If you cannot map individual written words to meanings, you will likely find
it next to impossible to program using textual representations of programs.

If you don't have problem memorizing and recognizing symbols, but struggle
with syntax, then your problems may be mitigated by programming languages
having quite regular syntax with few ambiguities, and usually without a very
large number of phrase structure forms (grammar rules).

Some languages, like in the Lisp family, have an an unambiguous syntax, in
which all grouping of tokens into higher level structures is explicitly marked
off with parentheses, and most special syntax uses a very regular prefix
notation, often just consisting of one or two characters which alter the
meaning of a token or parenthesized group which follow.

Also, most programming languages are written in a two dimensional way with
indentation. (A few languages enforce it; in others it is a matter of style
which makes no difference to the machine). Most of the time, programmers do
not read programs the way they read English sentences; they rely on the visual
clues to understand the basic structure of the code.

When we read English sentences, we basically scan the words and feed them to
the "natural language processing centre" of the brain, which works out the
syntax for us, as if an inner voice were speaking the words to us. If someone
has an impairment there, that can create a difficult. However, the expressions
in a computer program aren't necessarily processed that way by the brain.

------
throwaway000002
Wow, this is a really touching question. Thank you for your courage. It's
inspiring.

My advice is follows. I would recommend a programming language with the
simplest syntax, without the unnecessary policing that most languages entail.
Begin with the lambda calculus, or better yet combinatory logic. The best book
to slowly work through is "To Mock a Mockingbird", by Raymond Smullyan. After
that you'll have a conception of what computation is. All computation is is
substituting something in place of something else, or forgetting it, in a
systematic way. From that point, you can move to something like the
programming language Racket, which has a very simple syntax that is close to
the lambda calculus. After this, you ought to be experienced enough to follow
whatever path you wish to, for example understanding Javascript and how HTML
on a webpage is scripted by it in response to user actions.

My best wishes to you.

------
ddingus
I don't understand being able to read a bit. I do understand needing to hear
it.

Can you see, but poorly, or? And is the need to hear it associated with that,
or some other condition?

While I wait, I suggest getting a mentor or tutor. Perhaps you can have them
help with little things that can trip you up, allowing you to get the feedback
loop started that you need to progress in programming.

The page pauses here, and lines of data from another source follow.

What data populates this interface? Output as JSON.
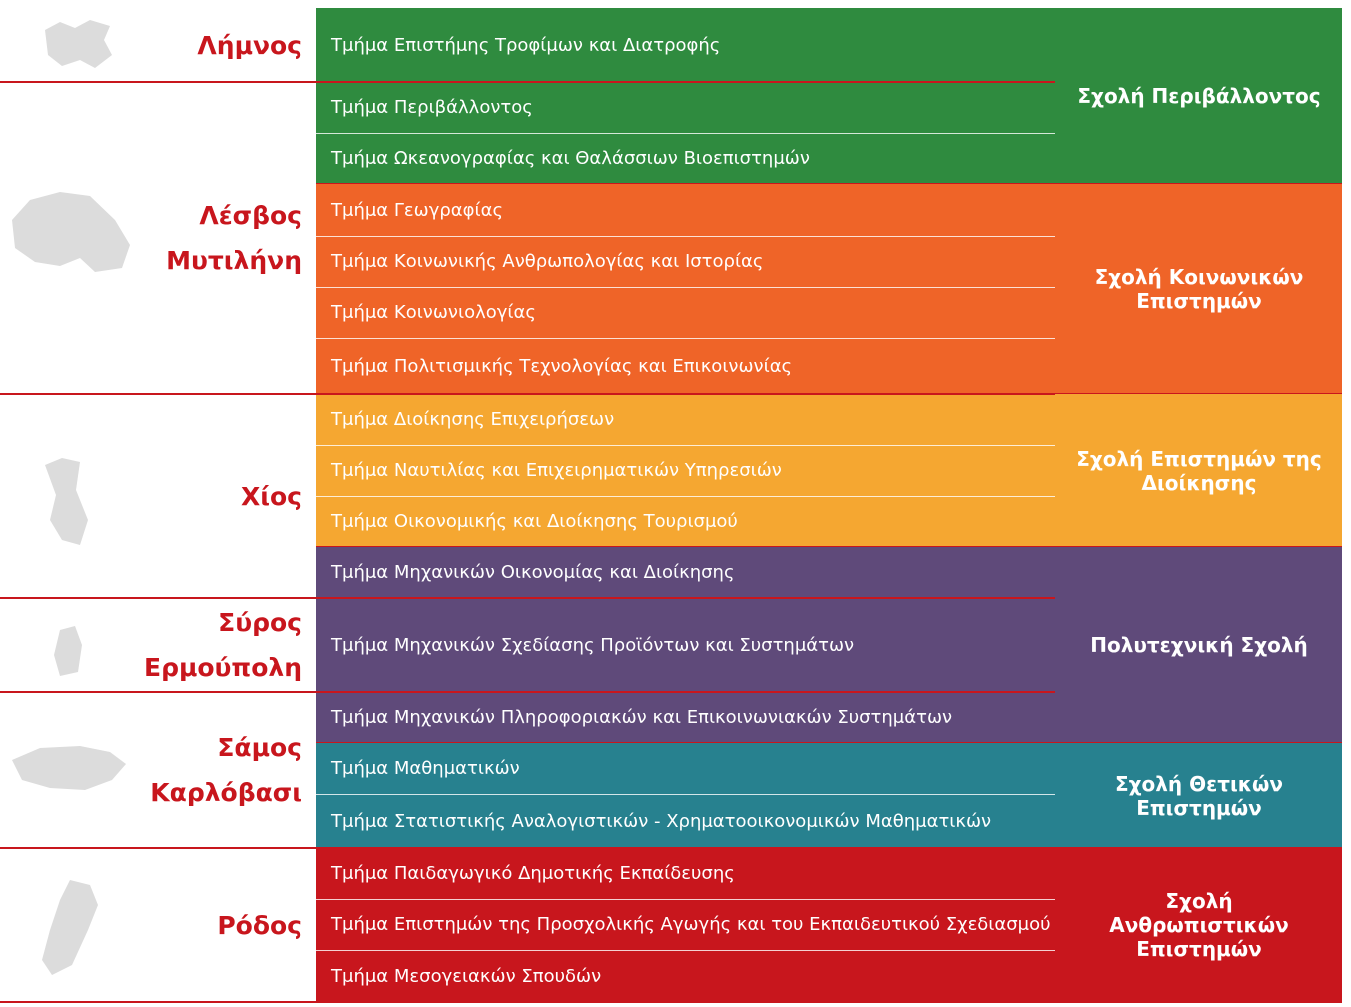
{
  "islands": [
    {
      "names": [
        "Λήμνος"
      ]
    },
    {
      "names": [
        "Λέσβος",
        "Μυτιλήνη"
      ]
    },
    {
      "names": [
        "Χίος"
      ]
    },
    {
      "names": [
        "Σύρος",
        "Ερμούπολη"
      ]
    },
    {
      "names": [
        "Σάμος",
        "Καρλόβασι"
      ]
    },
    {
      "names": [
        "Ρόδος"
      ]
    }
  ],
  "schools": [
    {
      "name": "Σχολή Περιβάλλοντος",
      "color": "#2f8b3f",
      "departments": [
        "Τμήμα Επιστήμης Τροφίμων και Διατροφής",
        "Τμήμα Περιβάλλοντος",
        "Τμήμα Ωκεανογραφίας και Θαλάσσιων Βιοεπιστημών"
      ]
    },
    {
      "name": "Σχολή Κοινωνικών Επιστημών",
      "color": "#ef6428",
      "departments": [
        "Τμήμα Γεωγραφίας",
        "Τμήμα Κοινωνικής Ανθρωπολογίας και Ιστορίας",
        "Τμήμα Κοινωνιολογίας",
        "Τμήμα Πολιτισμικής Τεχνολογίας και Επικοινωνίας"
      ]
    },
    {
      "name": "Σχολή Επιστημών της Διοίκησης",
      "color": "#f5a731",
      "departments": [
        "Τμήμα Διοίκησης Επιχειρήσεων",
        "Τμήμα Ναυτιλίας και Επιχειρηματικών Υπηρεσιών",
        "Τμήμα Οικονομικής και Διοίκησης Τουρισμού"
      ]
    },
    {
      "name": "Πολυτεχνική Σχολή",
      "color": "#5f4a7a",
      "departments": [
        "Τμήμα Μηχανικών Οικονομίας και Διοίκησης",
        "Τμήμα Μηχανικών Σχεδίασης Προϊόντων και Συστημάτων",
        "Τμήμα Μηχανικών Πληροφοριακών και Επικοινωνιακών Συστημάτων"
      ]
    },
    {
      "name": "Σχολή Θετικών Επιστημών",
      "color": "#27818f",
      "departments": [
        "Τμήμα Μαθηματικών",
        "Τμήμα Στατιστικής Αναλογιστικών - Χρηματοοικονομικών Μαθηματικών"
      ]
    },
    {
      "name": "Σχολή Ανθρωπιστικών Επιστημών",
      "color": "#c8161d",
      "departments": [
        "Τμήμα Παιδαγωγικό Δημοτικής Εκπαίδευσης",
        "Τμήμα Επιστημών της Προσχολικής Αγωγής και του Εκπαιδευτικού Σχεδιασμού",
        "Τμήμα Μεσογειακών Σπουδών"
      ]
    }
  ]
}
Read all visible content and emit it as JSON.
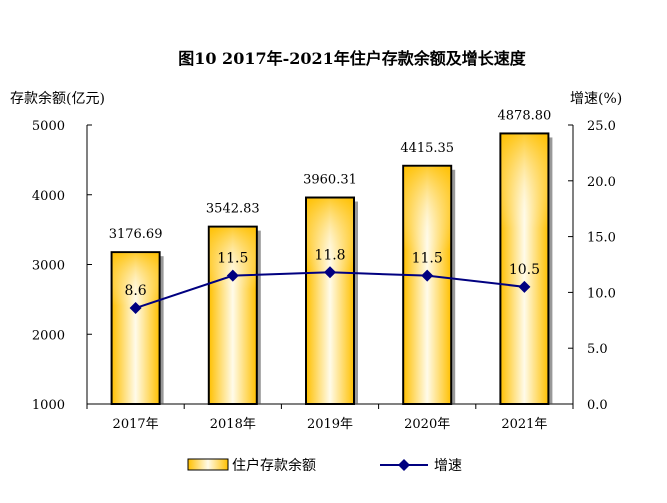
{
  "chart_data": {
    "type": "bar+line",
    "title": "图10   2017年-2021年住户存款余额及增长速度",
    "ylabel_left": "存款余额(亿元)",
    "ylabel_right": "增速(%)",
    "categories": [
      "2017年",
      "2018年",
      "2019年",
      "2020年",
      "2021年"
    ],
    "ylim_left": [
      1000,
      5000
    ],
    "yticks_left": [
      "1000",
      "2000",
      "3000",
      "4000",
      "5000"
    ],
    "ylim_right": [
      0,
      25
    ],
    "yticks_right": [
      "0.0",
      "5.0",
      "10.0",
      "15.0",
      "20.0",
      "25.0"
    ],
    "series": [
      {
        "name": "住户存款余额",
        "type": "bar",
        "axis": "left",
        "values": [
          3176.69,
          3542.83,
          3960.31,
          4415.35,
          4878.8
        ],
        "labels": [
          "3176.69",
          "3542.83",
          "3960.31",
          "4415.35",
          "4878.80"
        ],
        "color": "#FFC000"
      },
      {
        "name": "增速",
        "type": "line",
        "axis": "right",
        "values": [
          8.6,
          11.5,
          11.8,
          11.5,
          10.5
        ],
        "labels": [
          "8.6",
          "11.5",
          "11.8",
          "11.5",
          "10.5"
        ],
        "color": "#000080"
      }
    ],
    "legend": "bottom",
    "grid": false
  }
}
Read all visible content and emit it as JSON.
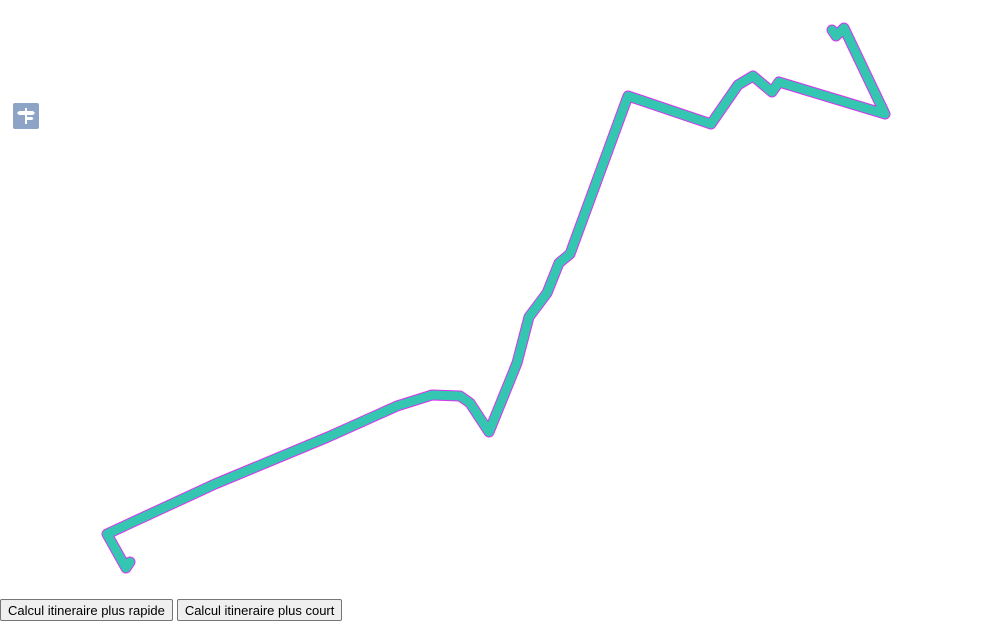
{
  "map": {
    "routing_control_icon": "signpost-icon",
    "route": {
      "fill_color": "#35c6b2",
      "outline_color": "#d733ee"
    }
  },
  "colors": {
    "control_background": "#8ea4c6",
    "control_icon": "#ffffff"
  },
  "buttons": {
    "fastest_label": "Calcul itineraire plus rapide",
    "shortest_label": "Calcul itineraire plus court"
  }
}
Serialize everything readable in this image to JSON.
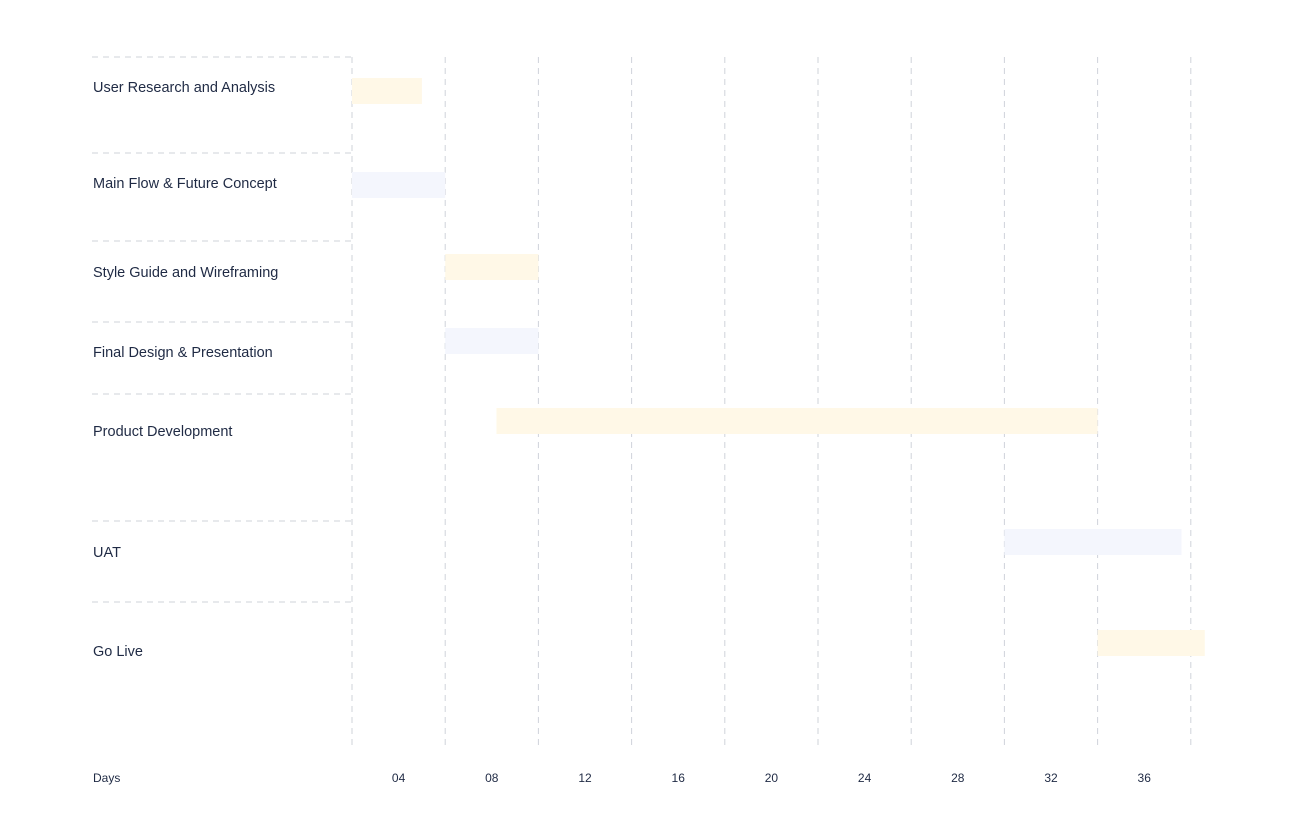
{
  "chart_data": {
    "type": "bar",
    "orientation": "horizontal",
    "xlabel": "Days",
    "ylabel": "",
    "xlim": [
      0,
      37
    ],
    "x_ticks": [
      4,
      8,
      12,
      16,
      20,
      24,
      28,
      32,
      36
    ],
    "x_tick_labels": [
      "04",
      "08",
      "12",
      "16",
      "20",
      "24",
      "28",
      "32",
      "36"
    ],
    "gridlines": [
      0,
      4,
      8,
      12,
      16,
      20,
      24,
      28,
      32,
      36
    ],
    "grid": true,
    "colors": {
      "yellow": "#fff8e7",
      "blue": "#f4f6fd",
      "grid": "#cfd3da",
      "text": "#1f2a44"
    },
    "tasks": [
      {
        "label": "User Research and Analysis",
        "start": 0,
        "end": 3,
        "color": "yellow"
      },
      {
        "label": "Main Flow & Future Concept",
        "start": 0,
        "end": 4,
        "color": "blue"
      },
      {
        "label": "Style Guide and Wireframing",
        "start": 4,
        "end": 8,
        "color": "yellow"
      },
      {
        "label": "Final Design & Presentation",
        "start": 4,
        "end": 8,
        "color": "blue"
      },
      {
        "label": "Product Development",
        "start": 6.2,
        "end": 32,
        "color": "yellow"
      },
      {
        "label": "UAT",
        "start": 28,
        "end": 35.6,
        "color": "blue"
      },
      {
        "label": "Go Live",
        "start": 32,
        "end": 36.6,
        "color": "yellow"
      }
    ]
  }
}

The way I see it is the concept of a program breaks down into instructions and
data sequenced and arranged in a way that will direct a computer to do
something useful.

Understanding that concept and working with it some requires some mastery of a
computer language, and with that comes lots of little fiddly things: syntax,
operators and other constructs that have to be right in order for anything
meaningful to happen.

A lot of people come to grips with programming by using some simple,
interactive environment where the syntax and other detail requirements are
light enough for them to make progress on the core concept.

Then, they take on mastery of more details, which opens the door to bigger
programs and more complex ways to create them.

Seems to me, having somebody able to read to you, parse your instructions,
format them, and help with input might really help you out!

The other part of programming that is fundamental is related to having a place
in your head for various things. Once those things are familiar, you can "see"
them internally, and the flow, and structure of your program will be much
easier to think about.

Having a mentor / tutor or friend help with detail just might crack the
initial nut for you. And if so, then you may gain some insight as to your
potential and desire.

From there, progress might be good, or sustainable.

I know and have worked with both a blind programmer and one that got disabled
for a long time. ..broke both hands badly and had to use a voice recognition
software to complete a PHP project. (that was ugly)

Both of them got some initial help. Once they got their heads wrapped around
the problem areas, they were both able to get things done and make progress.

I second the others here who encourage your efforts. If you can crack this
nut, it may well be very rewarding and enabling for you.

------
cberrios
[https://news.ycombinator.com/item?id=8965048](https://news.ycombinator.com/item?id=8965048)
this guy uses a screen reader and recently got hired by MS. I hope you can
achieve your goals!

------
ganarajpr
You might be just one of the customers we can cater for at Dhi (
[http://www.dhi.io](http://www.dhi.io) ). Sorry, for the self promotion - but
your problem is exactly something we think, we can solve. We are attempting to
change the way people perceptive programming, basically from a set of
instructions to a set of features to have. If you are interested in Front End
Development ( Building UI's ) then I would say check us out. We are still not
out yet - but voice based programming is in our agenda of things to add( or
you could just use some other voice recognition software! ).

------
beeworker
There was an interesting talk at PyCon 2013 about programming using only your
voice:
[https://www.youtube.com/watch?v=8SkdfdXWYaI](https://www.youtube.com/watch?v=8SkdfdXWYaI)
Might be worth looking into for your case.

It's worth mentioning that the guy did this for himself due to severe RSI in
the hands, but there was another talk on using a stenographic keyboard to
program and I remember this guy stood up and said he wished he'd known about
it earlier as it's another approach for people who suffer from RSI since
there's less typing.

------
malandrew
Here is a relevant StackOverflow question with many answers from visually
impaired and blind programmers:

[http://stackoverflow.com/questions/118984/how-can-you-
progra...](http://stackoverflow.com/questions/118984/how-can-you-program-if-
youre-blind)

One thing I learned is that you'll want to avoid python because it relies on
significant whitespace.

I'm wondering if golang would be a good choice since it has lots of great
language tools, including gofmt, which will help you collaborate with other
developers in terms of writing clear well-formatted code.

------
chrisBob
I personally hate working with LabView but it might be perfect for you. It's a
graphical programming language but one that is full featured not a child's
thing like scratch.

Is this compatible with your disability?

------
techdog
Parentheses will probably be difficult for you, but you should continue with
your brave efforts to learn to program.

------
feld
Don't give up on your dream